Integrate emotions with processes

Create spaces for expressing feelings in typical work process. For example: after a meeting, ask people to use a descriptor to convey how they’re feeling; create what my colleague, Susan Kuepfer, calls ‘STOP moments’ when the pressure is rising –

S          stop what you’re doing

T          take a deep breath

O          observe how you are feeling physically and emotionally

P          proceed with whatever emotion is appropriate to the situation

Take a baseline

Collect feedback from others to understand how you score on the emotional Richter scale. Are you dormant or explosive? What about your range of emotional expression? Limited or expansive? A tailored 360° questionnaire can provide a powerful basis for discussing how an individual’s emotional intelligence is impacting others, and ultimately, performance.

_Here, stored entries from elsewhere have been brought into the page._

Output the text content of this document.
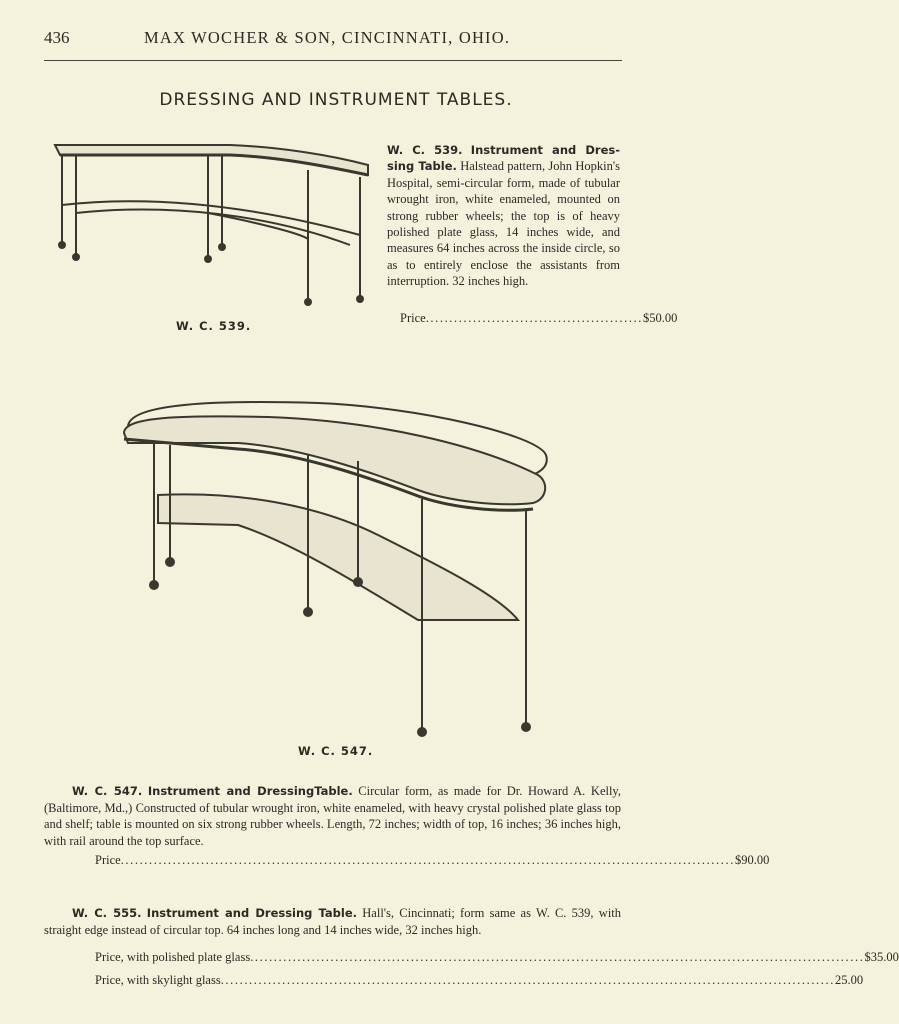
436	MAX WOCHER & SON, CINCINNATI, OHIO.
DRESSING AND INSTRUMENT TABLES.
W. C. 539.
W. C. 539. Instrument and Dres- sing Table. Halstead pattern, John Hopkin's Hospital, semi-circular form, made of tubular wrought iron, white enameled, mounted on strong rubber wheels; the top is of heavy polished plate glass, 14 inches wide, and measures 64 inches across the inside circle, so as to entirely enclose the assistants from interruption. 32 inches high.
Price .............................................. $50.00
W. C. 547.
W. C. 547. Instrument and DressingTable. Circular form, as made for Dr. Howard A. Kelly, (Baltimore, Md.,) Constructed of tubular wrought iron, white enameled, with heavy crystal polished plate glass top and shelf; table is mounted on six strong rubber wheels. Length, 72 inches; width of top, 16 inches; 36 inches high, with rail around the top surface.
Price .................................................................................................................................. $90.00
W. C. 555. Instrument and Dressing Table. Hall's, Cincinnati; form same as W. C. 539, with straight edge instead of circular top. 64 inches long and 14 inches wide, 32 inches high.
Price, with polished plate glass .................................................................................................................................. $35.00
Price, with skylight glass .................................................................................................................................. 25.00
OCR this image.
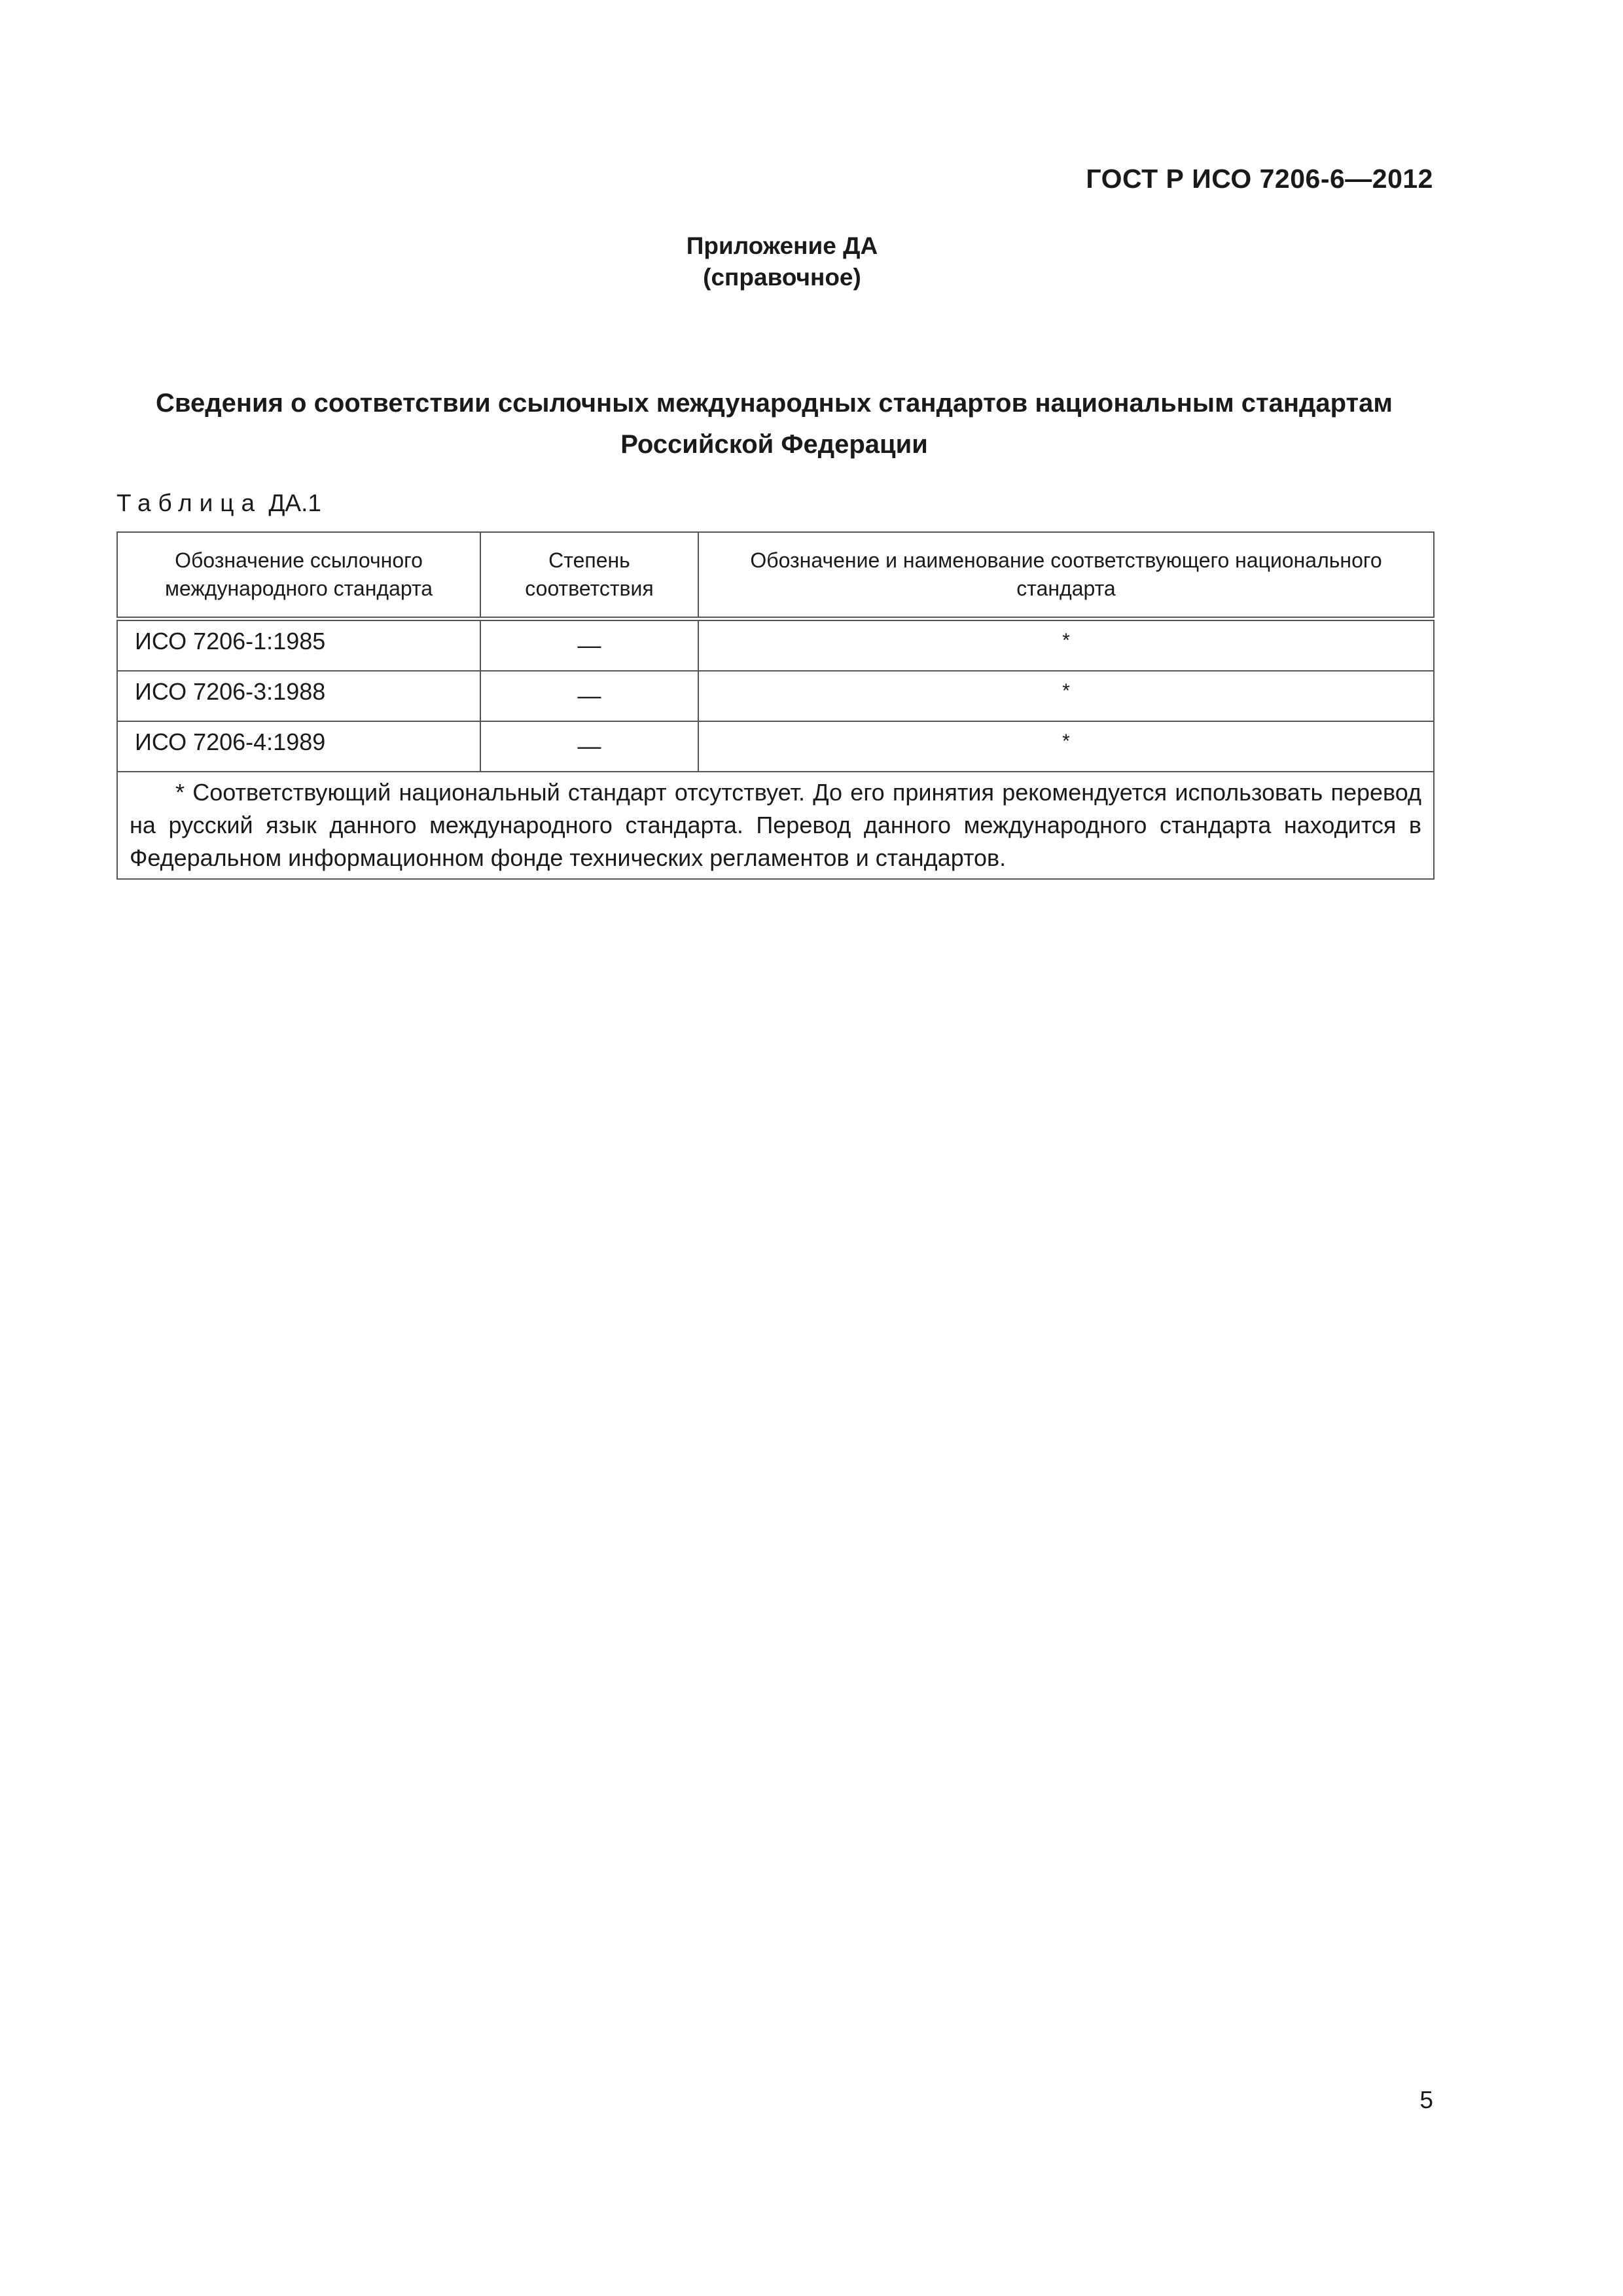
ГОСТ Р ИСО 7206-6—2012
Приложение ДА
(справочное)
Сведения о соответствии ссылочных международных стандартов национальным стандартам
Российской Федерации
Таблица ДА.1
Обозначение ссылочного международного стандарта	Степень соответствия	Обозначение и наименование соответствующего национального стандарта
ИСО 7206-1:1985	—	*
ИСО 7206-3:1988	—	*
ИСО 7206-4:1989	—	*

* Соответствующий национальный стандарт отсутствует. До его принятия рекомендуется использовать перевод на русский язык данного международного стандарта. Перевод данного международного стандарта находится в Федеральном информационном фонде технических регламентов и стандартов.		
5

Develop your emotional intelligence

Working with a coach is a safe environment for exploring how you can expand your emotional bandwidth and improve your emotional regulation. Experimenting in the one-to-one setting can build confidence for taking emotional risks in your daily work.

Award and reward

Since the need for developing emotional intelligence is growing – at least until the machines can catch up with us – why not reward people for situations where emotions are embraced? Recognise teams where psychological safety is established and encourage others to learn what goes on to achieve this? Introduce an award for EQ leadership. Make EQ a criterion for promotion.

Create moments of stillness

The pace of work and the pressure to do more with less often leads to cultures that have an attraction to action. Yet the brain needs periods of quiet to do its best work. Give yourself a break. Replace the stimulation of chatter and coffee with intervals for reflection and mindfulness. Introduce simple breathing exercises, keep a journal of worries and concerns or a gratitude diary.

Trying any one or combination of these ideas will help leaders to create equilibrium between thought and feeling.